Sheharyar Imran

Sheharyar Imran

Graduate Student

Contact Information

Research Interests: International Relations; Global Racial Capitalism; Postcolonial Theory; Environmental Politics; Anticolonial Global Politics

I am a PhD Candidate in Political Science specializing in International Relations and Political Theory. My research and teaching combine international relations theory with critical political economy, and postcolonial studies, environmental studies, focusing broadly on the racialized and colonial constitution of capitalist global order.

At Johns Hopkins University, I am the 2023-24 Graduate Fellow for the Program in Racism, Immigration, and Citizenship and 2023-2024 Graduate Research Assistant for Historical Justice with Inheritance Baltimore.
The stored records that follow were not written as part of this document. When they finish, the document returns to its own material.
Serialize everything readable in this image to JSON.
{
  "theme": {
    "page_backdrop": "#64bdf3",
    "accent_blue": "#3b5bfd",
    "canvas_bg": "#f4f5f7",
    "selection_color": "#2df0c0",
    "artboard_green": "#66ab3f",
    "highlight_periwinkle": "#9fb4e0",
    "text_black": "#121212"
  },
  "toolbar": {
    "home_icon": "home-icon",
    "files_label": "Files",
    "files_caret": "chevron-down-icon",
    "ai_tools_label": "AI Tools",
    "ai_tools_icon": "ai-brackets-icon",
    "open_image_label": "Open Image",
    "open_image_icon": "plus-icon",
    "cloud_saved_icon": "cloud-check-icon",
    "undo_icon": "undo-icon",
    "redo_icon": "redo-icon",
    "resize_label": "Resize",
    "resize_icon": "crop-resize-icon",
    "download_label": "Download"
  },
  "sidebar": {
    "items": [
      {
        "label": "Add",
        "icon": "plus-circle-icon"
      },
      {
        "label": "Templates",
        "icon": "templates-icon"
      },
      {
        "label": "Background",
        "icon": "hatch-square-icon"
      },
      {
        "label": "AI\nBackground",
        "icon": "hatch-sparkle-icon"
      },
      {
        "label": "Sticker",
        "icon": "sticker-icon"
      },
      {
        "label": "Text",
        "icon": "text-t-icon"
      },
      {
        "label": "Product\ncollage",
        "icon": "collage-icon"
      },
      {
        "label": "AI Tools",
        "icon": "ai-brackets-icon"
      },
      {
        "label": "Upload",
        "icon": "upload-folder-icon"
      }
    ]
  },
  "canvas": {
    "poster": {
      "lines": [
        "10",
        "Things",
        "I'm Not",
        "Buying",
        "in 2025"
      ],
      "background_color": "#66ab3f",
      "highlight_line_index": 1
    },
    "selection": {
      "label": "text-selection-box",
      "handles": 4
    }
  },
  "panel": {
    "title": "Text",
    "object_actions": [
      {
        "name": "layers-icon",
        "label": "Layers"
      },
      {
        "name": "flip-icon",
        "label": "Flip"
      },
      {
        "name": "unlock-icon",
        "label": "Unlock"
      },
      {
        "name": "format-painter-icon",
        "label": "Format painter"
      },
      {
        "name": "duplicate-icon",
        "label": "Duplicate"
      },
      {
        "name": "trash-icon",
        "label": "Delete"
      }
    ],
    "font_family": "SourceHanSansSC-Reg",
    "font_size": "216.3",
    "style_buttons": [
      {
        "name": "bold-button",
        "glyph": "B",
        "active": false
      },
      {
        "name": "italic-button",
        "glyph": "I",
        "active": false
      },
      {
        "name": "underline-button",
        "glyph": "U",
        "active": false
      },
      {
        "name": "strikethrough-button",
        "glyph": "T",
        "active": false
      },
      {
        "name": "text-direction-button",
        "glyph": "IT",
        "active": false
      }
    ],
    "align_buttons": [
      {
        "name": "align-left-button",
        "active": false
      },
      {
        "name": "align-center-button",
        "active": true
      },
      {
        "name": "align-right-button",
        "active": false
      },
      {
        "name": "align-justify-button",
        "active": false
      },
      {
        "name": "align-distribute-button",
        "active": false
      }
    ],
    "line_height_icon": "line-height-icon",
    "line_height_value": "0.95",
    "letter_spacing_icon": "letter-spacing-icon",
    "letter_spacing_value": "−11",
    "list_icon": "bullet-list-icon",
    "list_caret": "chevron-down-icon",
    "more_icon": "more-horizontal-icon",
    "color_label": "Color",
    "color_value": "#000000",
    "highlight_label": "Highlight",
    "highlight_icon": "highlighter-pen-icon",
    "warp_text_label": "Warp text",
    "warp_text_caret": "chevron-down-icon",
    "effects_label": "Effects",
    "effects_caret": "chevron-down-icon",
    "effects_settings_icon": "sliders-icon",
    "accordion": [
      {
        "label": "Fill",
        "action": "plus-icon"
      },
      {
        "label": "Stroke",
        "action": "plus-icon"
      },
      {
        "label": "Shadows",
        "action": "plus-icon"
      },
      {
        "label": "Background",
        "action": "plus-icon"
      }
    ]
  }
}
My research has been supported by the Program in Racism, Immigration, and Citizenship, and the Program in Medicine, Science and Humanities. In 2023, I was the recipient of the Dean’s Teaching Fellowship awarded by the Krieger School of Arts and Sciences. Previously, I earned my B.A. in International Studies from Vassar College in Poughkeepsie, NY.
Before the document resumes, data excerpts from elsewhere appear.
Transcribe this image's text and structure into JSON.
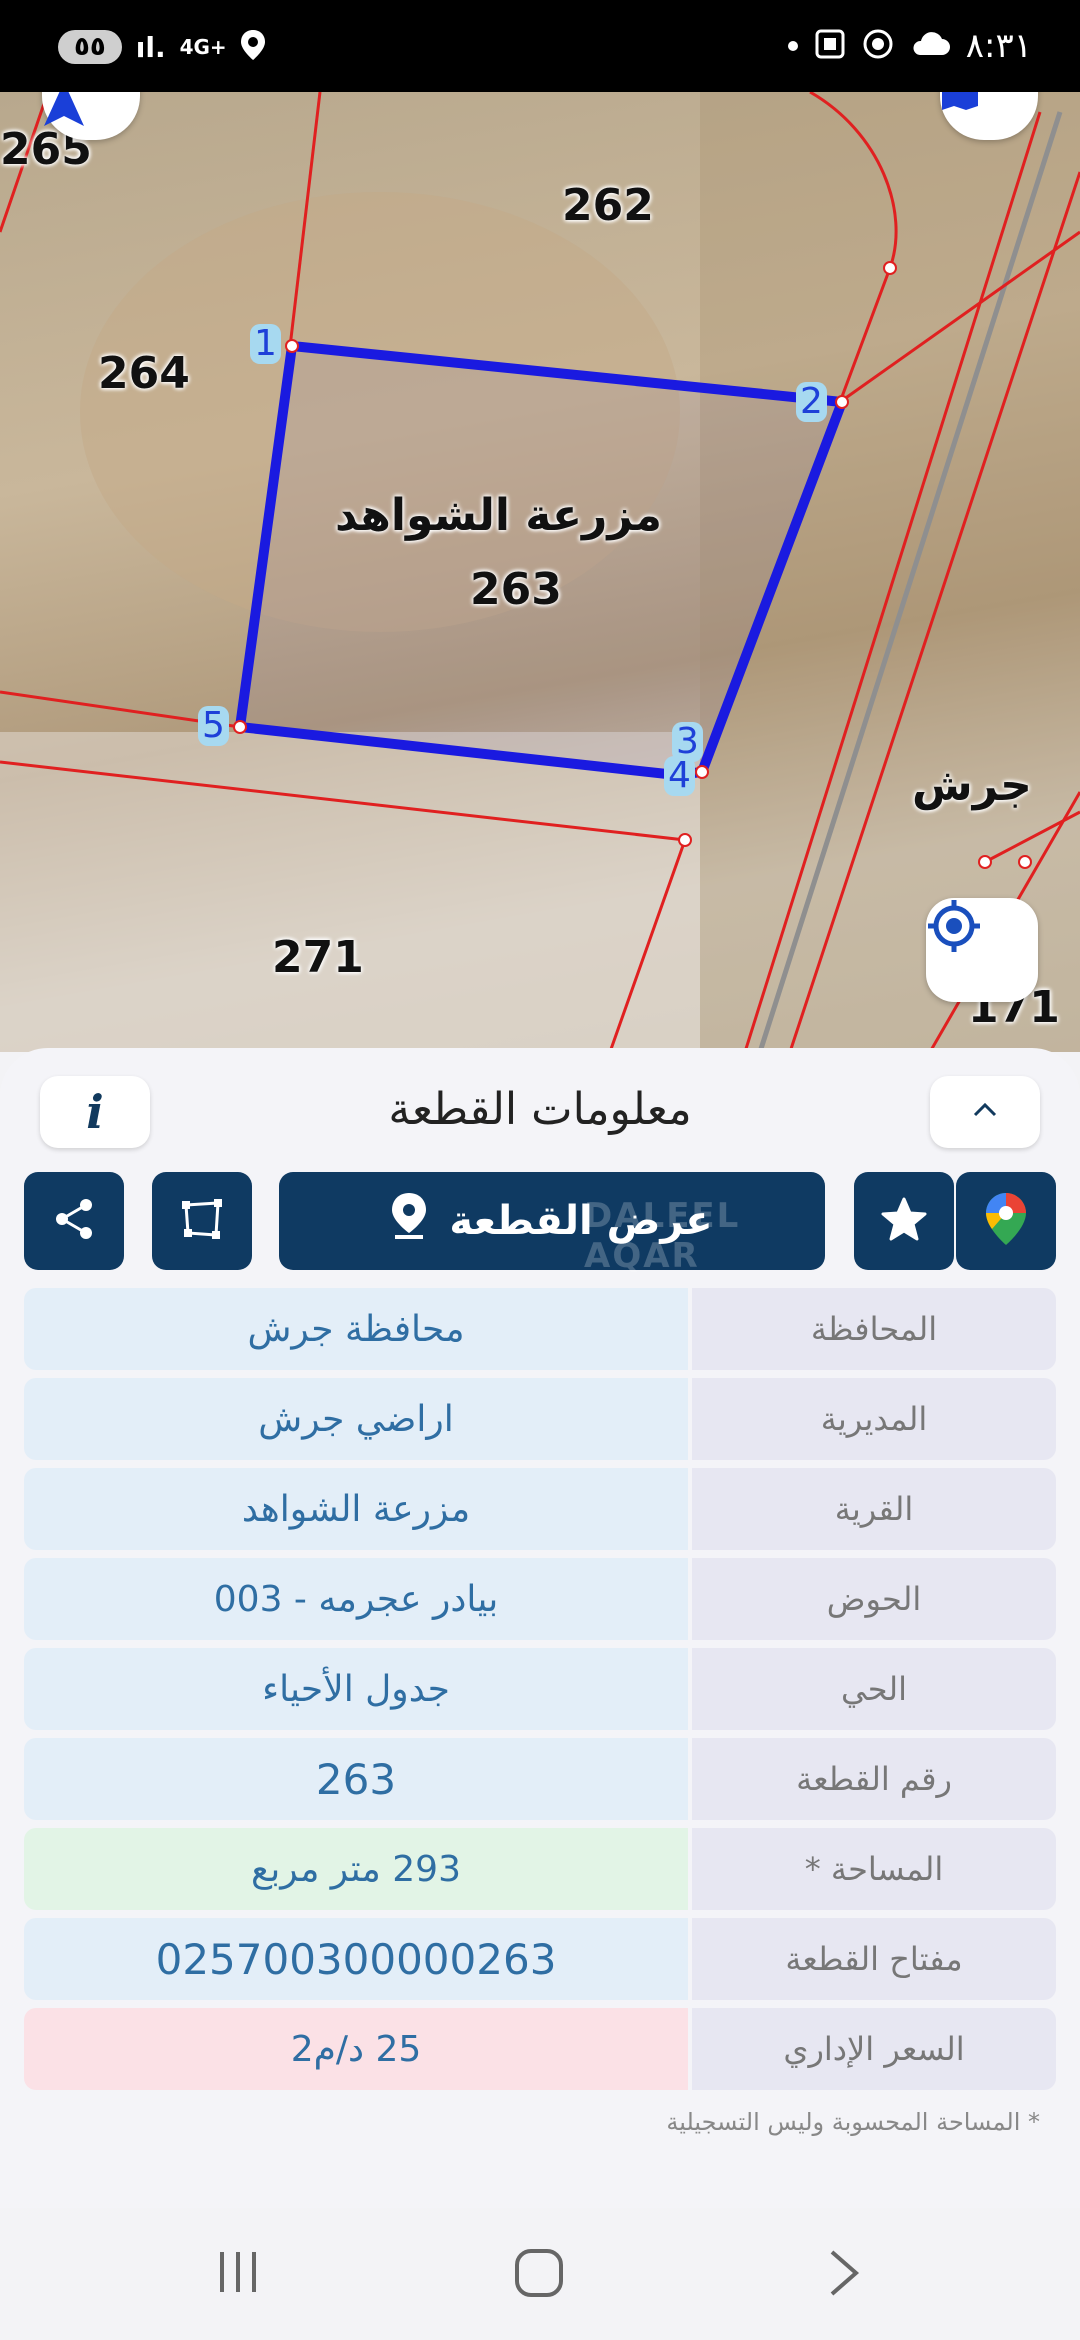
{
  "status_bar": {
    "pill": "٥٥",
    "network": "4G+",
    "time": "٨:٣١"
  },
  "map": {
    "parcels": {
      "p265": "265",
      "p262": "262",
      "p264": "264",
      "p263": "263",
      "p271": "271",
      "p171": "171"
    },
    "parcel_name": "مزرعة الشواهد",
    "place_label": "جرش",
    "vertices": [
      "1",
      "2",
      "3",
      "4",
      "5"
    ]
  },
  "sheet": {
    "title": "معلومات القطعة",
    "info_label": "i",
    "show_parcel_label": "عرض القطعة",
    "watermark": "DALEEL AQAR"
  },
  "details": [
    {
      "label": "المحافظة",
      "value": "محافظة جرش"
    },
    {
      "label": "المديرية",
      "value": "اراضي جرش"
    },
    {
      "label": "القرية",
      "value": "مزرعة الشواهد"
    },
    {
      "label": "الحوض",
      "value": "بيادر عجرمه - 003"
    },
    {
      "label": "الحي",
      "value": "جدول الأحياء"
    },
    {
      "label": "رقم القطعة",
      "value": "263"
    },
    {
      "label": "المساحة *",
      "value": "293  متر مربع"
    },
    {
      "label": "مفتاح القطعة",
      "value": "025700300000263"
    },
    {
      "label": "السعر الإداري",
      "value": "25 د/م2"
    }
  ],
  "footnote": "* المساحة المحسوبة وليس التسجيلية",
  "colors": {
    "accent": "#0f3a62",
    "parcel_outline": "#1a1ae0",
    "boundary": "#e02020"
  },
  "icons": [
    "navigation-arrow-icon",
    "layers-icon",
    "locate-icon",
    "share-icon",
    "polygon-icon",
    "location-pin-icon",
    "star-icon",
    "google-maps-icon",
    "chevron-up-icon",
    "recents-icon",
    "home-icon",
    "back-icon"
  ]
}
My research broadly examines the production of capitalist global order through the historical processes and legacies of colonialism. My dissertation project, “Colonial Worldmaking: Race, Capital, and Abolition in the Indo-Atlantic World,” advances this argument by analyzing canonical and contemporary texts in global political economy, as well as historical processes of colonial expansion, plantation production, labor control, and infrastructural construction across the British Empire in the Americas and Asia. I argue that empire—as a political-economic formation that co-articulates the logics of race, labor, and ecology through relations of coercion, discipline, and violence—is central to the production of a global order built on the liberal principles of private property, humanism, free trade, and economic development. I build on and extend the resurgent literature on racial capitalism through interdisciplinary engagement with critical international relations, postcolonial theory, settler colonial studies, and political ecology to theorize capitalist global order through an intersectional and transnational lens that appreciates overlooked social and geopolitical interconnections across the Atlantic and Indian Ocean worlds. I am also interested in the politics of abolition, transnational solidarity, and possibilities of anti-colonial worldmaking.
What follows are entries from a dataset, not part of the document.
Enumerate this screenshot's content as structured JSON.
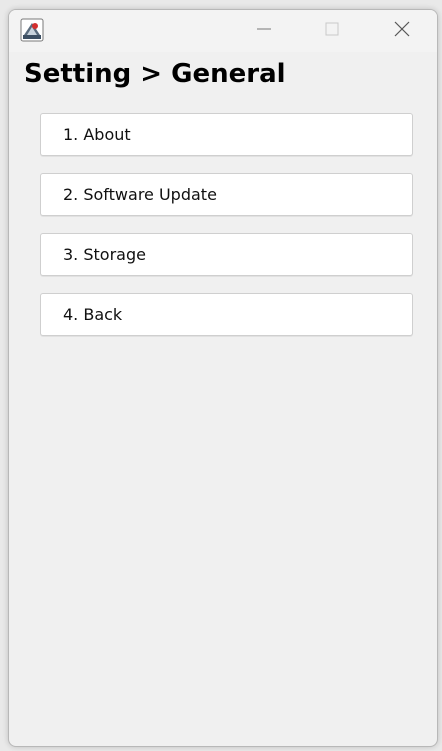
{
  "window": {
    "app_icon": "java-app-icon",
    "controls": {
      "minimize_icon": "minimize-icon",
      "maximize_icon": "maximize-icon",
      "close_icon": "close-icon"
    }
  },
  "page": {
    "title": "Setting > General"
  },
  "menu": {
    "items": [
      {
        "label": "1. About"
      },
      {
        "label": "2. Software Update"
      },
      {
        "label": "3. Storage"
      },
      {
        "label": "4. Back"
      }
    ]
  },
  "colors": {
    "window_bg": "#f0f0f0",
    "button_bg": "#ffffff",
    "button_border": "#cfcfcf",
    "text": "#000000"
  }
}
I am interested in teaching courses on a wide range of topics in international relations and political theory, including critical political economy, racial capitalism, environmental politics, and anticolonial politics. My teaching is founded on a pedagogical commitment to fostering an intersectional and global understanding of pressing and overlapping political crises. In Spring 2023, I was awarded the Dean’s Teaching Fellowship to design and teach an upper-level seminar on “Global Political Ecology: Colonialism, Capitalism, and Climate Change.” I am dedicated to creating interdisciplinary classroom environments that push students to think critically about the global interconnections between structures of oppression and, relatedly, to imagine transnational and solidaristic forms of resistance to those structures.